Two weeks later I yearned for the moon, and the stars
and walked to the river side.
He stood submerged in it,
that line I had noticed earlier, marked his convergence with the Hudson.
His arms out spread, as if receiving the Holy Spirit of the crescent,
he basked in his midnight audience.

The water was jet black, and the tide calm as mahogany,
but I have a life to lead,
and blood to bleed,
before I bathe within sea.

Friday, February 25, 2011

Seven Year Old Musings

Little Sakura asked-"What happened to Christine, I miss her?"
"We aren't friends anymore"
With the crystal clear logic of a seven year old angel,
she quickly responded
"Why aren't you friends anymore? I liked her"

I felt my phone burning in my pocket,
the digits practically pressing themselves.
Her emery eyes blazing the brand left on my heart.

"Sakura, you're going to be a lawyer one day"

Pharisee

I read some Dickinson,
And promptly left English 109-Literature at work,
So I could rush to the nearest computer lab and write a poem.

“We grow accustomed to the Dark” had inspired a commentary
on the idiocy of American academia.
A few digressions later
I realized I no longer had the creative spark to write a poem.

I returned to class, defeated.

Wednesday, February 23, 2011

Promenade Wanderings

We walked the Brooklyn bridge, drowned in bitter cold
that whipped mist from the Atlantic onto our tender lips.
Her dirty blond hair teased my face with constant brushes
instigated by the oceanic winds.

I still remember walking the tightrope between
every man's worst nightmare, the "friend zone"
and the place where our eyes intertwined into the story
of our happily ever after.
The Brooklyn Bridge never seemed long enough.

One day she invited me up to her room,
mementos of herself tattooed her wall
every piece of art, and photography,
a hearkening to a past I didn't know,
with insight into the future I wanted to live.

He called,
and she asked me if she should answer.
I liked her too much to tell her no.
I left so she could talk privately,
and that was the last time I saw her in person.

The Brooklyn Bridge never seemed long enough.

Thursday, February 17, 2011

Eight Thirty A.M. History Lecture

While I wrangled with the Sandman to keep my eyes open,
during a discussion of Christopher Columbus' treatment of the indigenous
I noticed a crucifix on the wall near the windows.
Our lord and savior was surrounded by water damaged walls with chipped paint,
and rusty lead pipes.

Amen

Sunday, February 13, 2011

Phantom

Last night during the witching hour
I woke up in a cold sweat.
Perspiration forced from my body
I knew that you were the fire burning in my
sanguine vessel.

Time never reverses his firm grip
around the neck of mortality, however,
As the morning dew collects, and our rested faces
venture into new winds
your aspect grows more beautiful second by second.

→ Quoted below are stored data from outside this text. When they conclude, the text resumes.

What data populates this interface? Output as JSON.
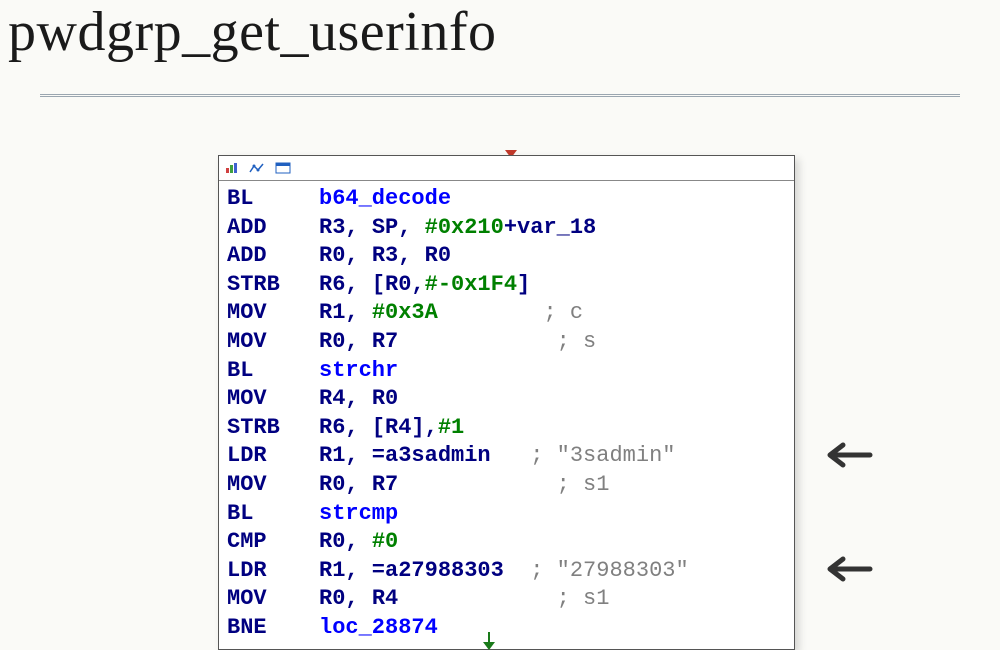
{
  "title": "pwdgrp_get_userinfo",
  "icons": [
    "bar-chart-icon",
    "graph-icon",
    "window-icon"
  ],
  "code": [
    {
      "mnemonic": "BL",
      "ops": [
        {
          "t": "sym",
          "v": "b64_decode"
        }
      ]
    },
    {
      "mnemonic": "ADD",
      "ops": [
        {
          "t": "reg",
          "v": "R3"
        },
        {
          "t": "p",
          "v": ", "
        },
        {
          "t": "reg",
          "v": "SP"
        },
        {
          "t": "p",
          "v": ", "
        },
        {
          "t": "imm",
          "v": "#0x210"
        },
        {
          "t": "reg",
          "v": "+var_18"
        }
      ]
    },
    {
      "mnemonic": "ADD",
      "ops": [
        {
          "t": "reg",
          "v": "R0"
        },
        {
          "t": "p",
          "v": ", "
        },
        {
          "t": "reg",
          "v": "R3"
        },
        {
          "t": "p",
          "v": ", "
        },
        {
          "t": "reg",
          "v": "R0"
        }
      ]
    },
    {
      "mnemonic": "STRB",
      "ops": [
        {
          "t": "reg",
          "v": "R6"
        },
        {
          "t": "p",
          "v": ", ["
        },
        {
          "t": "reg",
          "v": "R0"
        },
        {
          "t": "p",
          "v": ","
        },
        {
          "t": "imm",
          "v": "#-0x1F4"
        },
        {
          "t": "p",
          "v": "]"
        }
      ]
    },
    {
      "mnemonic": "MOV",
      "ops": [
        {
          "t": "reg",
          "v": "R1"
        },
        {
          "t": "p",
          "v": ", "
        },
        {
          "t": "imm",
          "v": "#0x3A"
        }
      ],
      "pad": 8,
      "comment": "; c"
    },
    {
      "mnemonic": "MOV",
      "ops": [
        {
          "t": "reg",
          "v": "R0"
        },
        {
          "t": "p",
          "v": ", "
        },
        {
          "t": "reg",
          "v": "R7"
        }
      ],
      "pad": 12,
      "comment": "; s"
    },
    {
      "mnemonic": "BL",
      "ops": [
        {
          "t": "sym",
          "v": "strchr"
        }
      ]
    },
    {
      "mnemonic": "MOV",
      "ops": [
        {
          "t": "reg",
          "v": "R4"
        },
        {
          "t": "p",
          "v": ", "
        },
        {
          "t": "reg",
          "v": "R0"
        }
      ]
    },
    {
      "mnemonic": "STRB",
      "ops": [
        {
          "t": "reg",
          "v": "R6"
        },
        {
          "t": "p",
          "v": ", ["
        },
        {
          "t": "reg",
          "v": "R4"
        },
        {
          "t": "p",
          "v": "],"
        },
        {
          "t": "imm",
          "v": "#1"
        }
      ]
    },
    {
      "mnemonic": "LDR",
      "ops": [
        {
          "t": "reg",
          "v": "R1"
        },
        {
          "t": "p",
          "v": ", ="
        },
        {
          "t": "reg",
          "v": "a3sadmin"
        }
      ],
      "pad": 3,
      "comment": "; \"3sadmin\""
    },
    {
      "mnemonic": "MOV",
      "ops": [
        {
          "t": "reg",
          "v": "R0"
        },
        {
          "t": "p",
          "v": ", "
        },
        {
          "t": "reg",
          "v": "R7"
        }
      ],
      "pad": 12,
      "comment": "; s1"
    },
    {
      "mnemonic": "BL",
      "ops": [
        {
          "t": "sym",
          "v": "strcmp"
        }
      ]
    },
    {
      "mnemonic": "CMP",
      "ops": [
        {
          "t": "reg",
          "v": "R0"
        },
        {
          "t": "p",
          "v": ", "
        },
        {
          "t": "imm",
          "v": "#0"
        }
      ]
    },
    {
      "mnemonic": "LDR",
      "ops": [
        {
          "t": "reg",
          "v": "R1"
        },
        {
          "t": "p",
          "v": ", ="
        },
        {
          "t": "reg",
          "v": "a27988303"
        }
      ],
      "pad": 2,
      "comment": "; \"27988303\""
    },
    {
      "mnemonic": "MOV",
      "ops": [
        {
          "t": "reg",
          "v": "R0"
        },
        {
          "t": "p",
          "v": ", "
        },
        {
          "t": "reg",
          "v": "R4"
        }
      ],
      "pad": 12,
      "comment": "; s1"
    },
    {
      "mnemonic": "BNE",
      "ops": [
        {
          "t": "sym",
          "v": "loc_28874"
        }
      ]
    }
  ],
  "arrows": [
    {
      "target_line": 9
    },
    {
      "target_line": 13
    }
  ]
}
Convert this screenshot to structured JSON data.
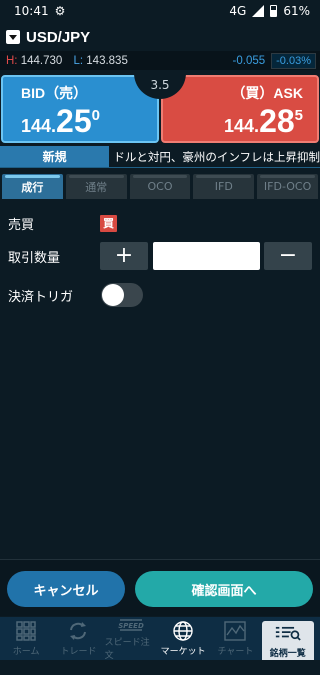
{
  "status": {
    "time": "10:41",
    "network": "4G",
    "battery": "61%"
  },
  "pair": {
    "name": "USD/JPY"
  },
  "range": {
    "high_label": "H:",
    "high": "144.730",
    "low_label": "L:",
    "low": "143.835",
    "change": "-0.055",
    "change_pct": "-0.03%"
  },
  "quote": {
    "spread": "3.5",
    "bid": {
      "label": "BID（売）",
      "price_main": "144.",
      "price_big": "25",
      "price_sup": "0"
    },
    "ask": {
      "label": "（買）ASK",
      "price_main": "144.",
      "price_big": "28",
      "price_sup": "5"
    }
  },
  "news": {
    "tag": "新規",
    "ticker": "ドルと対円、豪州のインフレは上昇抑制"
  },
  "order_types": [
    "成行",
    "通常",
    "OCO",
    "IFD",
    "IFD-OCO"
  ],
  "active_order_type": "成行",
  "form": {
    "side_label": "売買",
    "side_value": "買",
    "qty_label": "取引数量",
    "qty_plus": "+",
    "qty_minus": "−",
    "qty_value": "",
    "trigger_label": "決済トリガ",
    "trigger_on": false
  },
  "actions": {
    "cancel": "キャンセル",
    "confirm": "確認画面へ"
  },
  "nav": [
    {
      "label": "ホーム",
      "icon": "home-grid-icon"
    },
    {
      "label": "トレード",
      "icon": "refresh-arrows-icon"
    },
    {
      "label": "スピード注文",
      "icon": "speed-icon"
    },
    {
      "label": "マーケット",
      "icon": "globe-icon"
    },
    {
      "label": "チャート",
      "icon": "chart-icon"
    },
    {
      "label": "銘柄一覧",
      "icon": "list-search-icon"
    }
  ],
  "colors": {
    "bid": "#2a8fd0",
    "ask": "#d94c43",
    "accent": "#23a9a8",
    "nav_bg": "#0e2d44"
  }
}
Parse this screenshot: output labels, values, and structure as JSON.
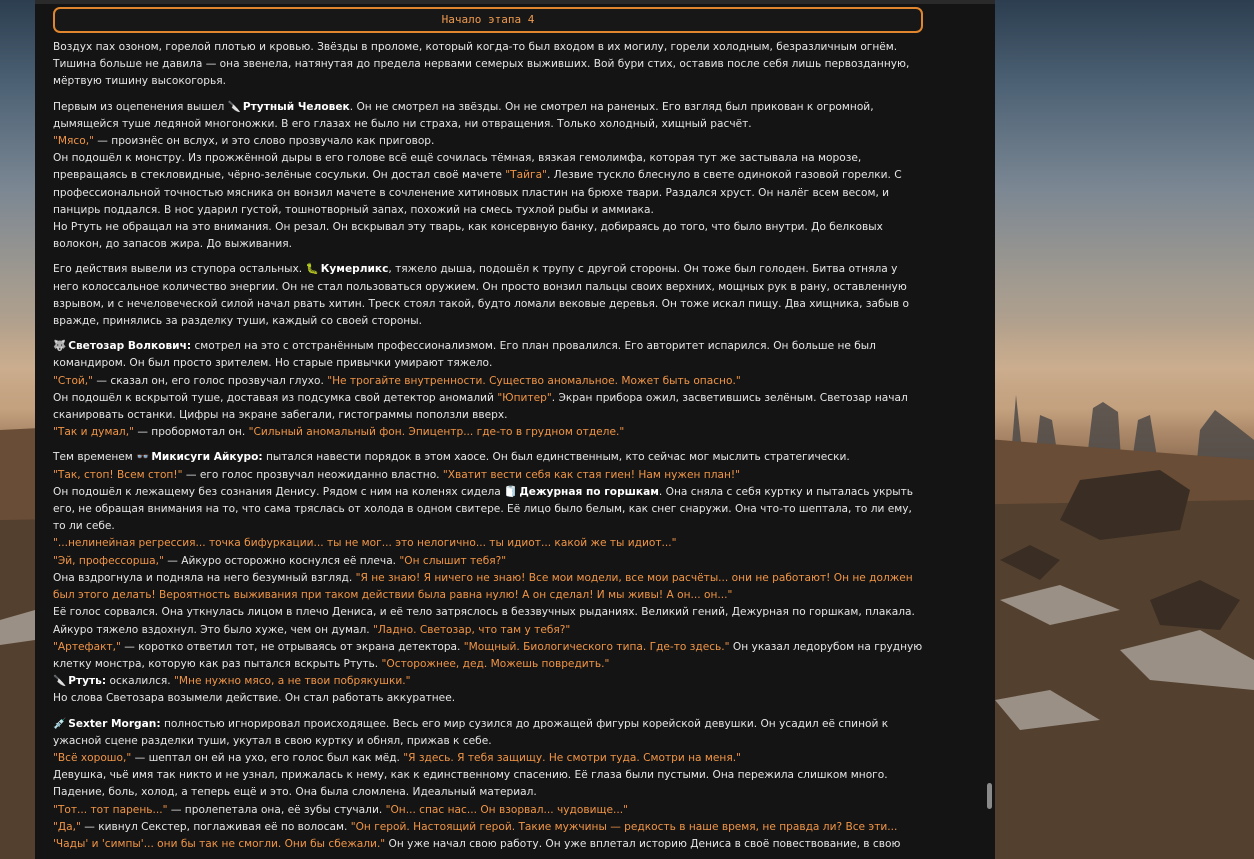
{
  "banner": "Начало этапа 4",
  "p1": "Воздух пах озоном, горелой плотью и кровью. Звёзды в проломе, который когда-то был входом в их могилу, горели холодным, безразличным огнём. Тишина больше не давила — она звенела, натянутая до предела нервами семерых выживших. Вой бури стих, оставив после себя лишь первозданную, мёртвую тишину высокогорья.",
  "p2": {
    "a": "Первым из оцепенения вышел",
    "icon": "🔪",
    "name": "Ртутный Человек",
    "b": ". Он не смотрел на звёзды. Он не смотрел на раненых. Его взгляд был прикован к огромной, дымящейся туше ледяной многоножки. В его глазах не было ни страха, ни отвращения. Только холодный, хищный расчёт.",
    "q1": "\"Мясо,\"",
    "c": " — произнёс он вслух, и это слово прозвучало как приговор.",
    "d": "Он подошёл к монстру. Из прожжённой дыры в его голове всё ещё сочилась тёмная, вязкая гемолимфа, которая тут же застывала на морозе, превращаясь в стекловидные, чёрно-зелёные сосульки. Он достал своё мачете ",
    "q2": "\"Тайга\"",
    "e": ". Лезвие тускло блеснуло в свете одинокой газовой горелки. С профессиональной точностью мясника он вонзил мачете в сочленение хитиновых пластин на брюхе твари. Раздался хруст. Он налёг всем весом, и панцирь поддался. В нос ударил густой, тошнотворный запах, похожий на смесь тухлой рыбы и аммиака.",
    "f": "Но Ртуть не обращал на это внимания. Он резал. Он вскрывал эту тварь, как консервную банку, добираясь до того, что было внутри. До белковых волокон, до запасов жира. До выживания."
  },
  "p3": {
    "a": "Его действия вывели из ступора остальных.",
    "icon": "🐛",
    "name": "Кумерликс",
    "b": ", тяжело дыша, подошёл к трупу с другой стороны. Он тоже был голоден. Битва отняла у него колоссальное количество энергии. Он не стал пользоваться оружием. Он просто вонзил пальцы своих верхних, мощных рук в рану, оставленную взрывом, и с нечеловеческой силой начал рвать хитин. Треск стоял такой, будто ломали вековые деревья. Он тоже искал пищу. Два хищника, забыв о вражде, принялись за разделку туши, каждый со своей стороны."
  },
  "p4": {
    "icon": "🐺",
    "name": "Светозар Волкович:",
    "a": " смотрел на это с отстранённым профессионализмом. Его план провалился. Его авторитет испарился. Он больше не был командиром. Он был просто зрителем. Но старые привычки умирают тяжело.",
    "q1": "\"Стой,\"",
    "b": " — сказал он, его голос прозвучал глухо. ",
    "q2": "\"Не трогайте внутренности. Существо аномальное. Может быть опасно.\"",
    "c": "Он подошёл к вскрытой туше, доставая из подсумка свой детектор аномалий ",
    "q3": "\"Юпитер\"",
    "d": ". Экран прибора ожил, засветившись зелёным. Светозар начал сканировать останки. Цифры на экране забегали, гистограммы поползли вверх.",
    "q4": "\"Так и думал,\"",
    "e": " — пробормотал он. ",
    "q5": "\"Сильный аномальный фон. Эпицентр... где-то в грудном отделе.\""
  },
  "p5": {
    "a": "Тем временем ",
    "icon1": "👓",
    "name1": "Микисуги Айкуро:",
    "b": " пытался навести порядок в этом хаосе. Он был единственным, кто сейчас мог мыслить стратегически.",
    "q1": "\"Так, стоп! Всем стоп!\"",
    "c": " — его голос прозвучал неожиданно властно. ",
    "q2": "\"Хватит вести себя как стая гиен! Нам нужен план!\"",
    "d": "Он подошёл к лежащему без сознания Денису. Рядом с ним на коленях сидела ",
    "icon2": "🧻",
    "name2": "Дежурная по горшкам",
    "e": ". Она сняла с себя куртку и пыталась укрыть его, не обращая внимания на то, что сама тряслась от холода в одном свитере. Её лицо было белым, как снег снаружи. Она что-то шептала, то ли ему, то ли себе.",
    "q3": "\"...нелинейная регрессия... точка бифуркации... ты не мог... это нелогично... ты идиот... какой же ты идиот...\"",
    "q4": "\"Эй, профессорша,\"",
    "f": " — Айкуро осторожно коснулся её плеча. ",
    "q5": "\"Он слышит тебя?\"",
    "g": "Она вздрогнула и подняла на него безумный взгляд. ",
    "q6": "\"Я не знаю! Я ничего не знаю! Все мои модели, все мои расчёты... они не работают! Он не должен был этого делать! Вероятность выживания при таком действии была равна нулю! А он сделал! И мы живы! А он... он...\"",
    "h": "Её голос сорвался. Она уткнулась лицом в плечо Дениса, и её тело затряслось в беззвучных рыданиях. Великий гений, Дежурная по горшкам, плакала.",
    "i": "Айкуро тяжело вздохнул. Это было хуже, чем он думал. ",
    "q7": "\"Ладно. Светозар, что там у тебя?\"",
    "q8": "\"Артефакт,\"",
    "j": " — коротко ответил тот, не отрываясь от экрана детектора. ",
    "q9": "\"Мощный. Биологического типа. Где-то здесь.\"",
    "k": " Он указал ледорубом на грудную клетку монстра, которую как раз пытался вскрыть Ртуть. ",
    "q10": "\"Осторожнее, дед. Можешь повредить.\"",
    "icon3": "🔪",
    "name3": "Ртуть:",
    "l": " оскалился. ",
    "q11": "\"Мне нужно мясо, а не твои побрякушки.\"",
    "m": "Но слова Светозара возымели действие. Он стал работать аккуратнее."
  },
  "p6": {
    "icon": "💉",
    "name": "Sexter Morgan:",
    "a": " полностью игнорировал происходящее. Весь его мир сузился до дрожащей фигуры корейской девушки. Он усадил её спиной к ужасной сцене разделки туши, укутал в свою куртку и обнял, прижав к себе.",
    "q1": "\"Всё хорошо,\"",
    "b": " — шептал он ей на ухо, его голос был как мёд. ",
    "q2": "\"Я здесь. Я тебя защищу. Не смотри туда. Смотри на меня.\"",
    "c": "Девушка, чьё имя так никто и не узнал, прижалась к нему, как к единственному спасению. Её глаза были пустыми. Она пережила слишком много. Падение, боль, холод, а теперь ещё и это. Она была сломлена. Идеальный материал.",
    "q3": "\"Тот... тот парень...\"",
    "d": " — пролепетала она, её зубы стучали. ",
    "q4": "\"Он... спас нас... Он взорвал... чудовище...\"",
    "q5": "\"Да,\"",
    "e": " — кивнул Секстер, поглаживая её по волосам. ",
    "q6": "\"Он герой. Настоящий герой. Такие мужчины — редкость в наше время, не правда ли? Все эти... 'Чады' и 'симпы'... они бы так не смогли. Они бы сбежали.\"",
    "f": " Он уже начал свою работу. Он уже вплетал историю Дениса в своё повествование, в свою"
  },
  "colors": {
    "accent": "#f19546",
    "panel": "#141414",
    "text": "#e6e6e6"
  }
}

Love is an apparition that mingles in the minds of men
turning rationality into feeling.
Before the windows of my soul, I gaze upon your demon
the phoenix of my lifelong passion for you reborn.

I lay me to sleep, and pray for your intervention.

Saturday, February 12, 2011

"Robert Frost's discussion with a Rose Bud"

29 January 1963

It's been too long since you've blessed my nostrils,
your fragrance like melodies from the French quarter.
You will never understand the sway you hold over me,
but that shouldn't concern the mind of a child.

All of my writings,
considered legendary visions inspired by your predecessors,
could never invoke the emotion animated by your wonder of this magnificent world.
I know you'll struggle to find your place, among your August cousins,
who melt the sorrow off human hearts and remind us that Nature is eternal.
I want you to know that your energy and spirit in life,
resonate through the manuscripts of man's history.

Eva Braun

My canvass has never painted a more beautiful picture
of a more beautiful women,
like a rare jewel hidden in the depths of Poseidon's empire
your image shines through the dark abyss of this imperfect world.
I know.

Artists, they take liberties and over indulge the mind in
useless scenery that sceptics search within,
but you, Eva, perfect Eva, are the muse which moved the pen
to tell the story of the face that launched a thousand ships.

On this villa, over this mountainside
I see your face in the wind that brushes tree tops in the distance
to form a wave through nature,
like God's hand wiping impurities from his earth.

Soon we will have Paris like two
star crossed lovers lip locked in Venice,
and our french love will perpetuate through the world.
Our kisses a break from the bombs that burn in my mind.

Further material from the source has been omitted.